The whole point of CSS layout was to get away from tabled layouts to begin
with.  The vast majority of devices that can browse the net today don't
read tabled layouts very well.  Again here we are into the discussion of
graceful degradation.  The point being that CSS styled H1-6/p/general
inline markups degrade fantastically.  If all else fails the system can
still read the fact that the markup falls in a certain order and that that
order's default styling should be X (whatever the device has been
programmed to do with that particular tag)  Thus the entire concept that we
should continue to use tabled layouts is a crock.  If our goal is usability
then we should abandon tabled layouts like the horrible mistake they so
obviously were.

With that rant out of my system, let's dicuss this point:

"...the benefit of the system resides not necessarily in it's layout model,
but in the fact that it separates layout from formatting (a plus)..."

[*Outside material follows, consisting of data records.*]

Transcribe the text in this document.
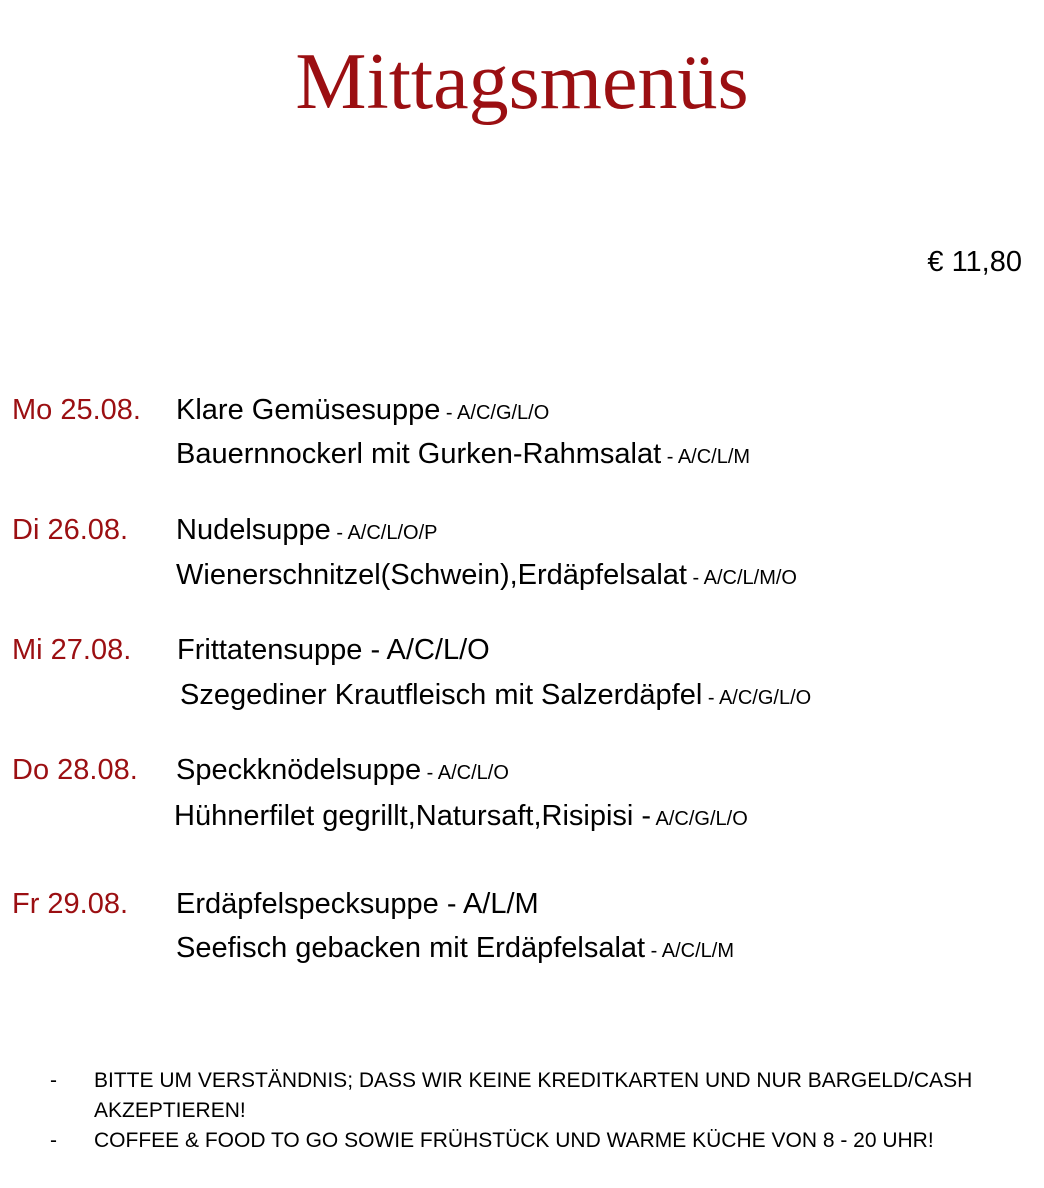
Mittagsmenüs
€ 11,80
Mo 25.08. Klare Gemüsesuppe - A/C/G/L/O
Bauernnockerl mit Gurken-Rahmsalat - A/C/L/M
Di 26.08. Nudelsuppe - A/C/L/O/P
Wienerschnitzel(Schwein),Erdäpfelsalat - A/C/L/M/O
Mi 27.08. Frittatensuppe - A/C/L/O
Szegediner Krautfleisch mit Salzerdäpfel - A/C/G/L/O
Do 28.08. Speckknödelsuppe - A/C/L/O
Hühnerfilet gegrillt,Natursaft,Risipisi - A/C/G/L/O
Fr 29.08. Erdäpfelspecksuppe - A/L/M
Seefisch gebacken mit Erdäpfelsalat - A/C/L/M
- BITTE UM VERSTÄNDNIS; DASS WIR KEINE KREDITKARTEN UND NUR BARGELD/CASH AKZEPTIEREN!
- COFFEE & FOOD TO GO SOWIE FRÜHSTÜCK UND WARME KÜCHE VON 8 - 20 UHR!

This can be done with css currently.  You could break up your css into two
seperate css documents.  One layout, the other formatting.  In addition, if
this doesn't appeal you can simply seperate them all in one document.  I
can state .left{} in more than one place.  Once to describe layout, again
to describe formatting.  That's no different than what you're proposing.
Let's not confuse your ignorance of CSS with a need for changing the
system.

I'm not even going to address your other points since I don't really see
their significance.  I don't see how your proposal changes CMS creation in
any significant way.

Final Thoughts:

I've humored you for quite some time now.  I've taken time out of my
schedule to prove to you that CSS does what you say it cannot.  This isn't
to say that the experience wasn't worth the effort.  In fact, who knows,
perhaps CSS will benefit from this discussion, but that doesn't excuse your
ignorance of the system.  I don't mind if you truly understand how the
system works and think it needs tweaking (or tossing out completely,
although I find that highly unlikely).  I don't mind if you're ignorant and
could care less.  What I do mind is that you're ignorant of the system and
how it works.  You won't take the time to learn it yourself, so instead you
propose that the whole thing should be changed.  That is, in my mind, the
height of arrogance.  I don't want to flame the crap out of you.  You're a
human being like any of the rest of us, and you deserve some respect.  But
that respect was granted to you before you started this conversation and
has slowly degraded up until right now.  At this point I truly understand
that you don't know CSS, you don't care about CSS, all you care is that you
get your way, and you want us to back you.  Well I'm sorry, but I'm done
with this conversation.  It was stimulating to be sure, but you refuse to
listen to reason, and you refuse to learn from your mistakes.  And I'm out.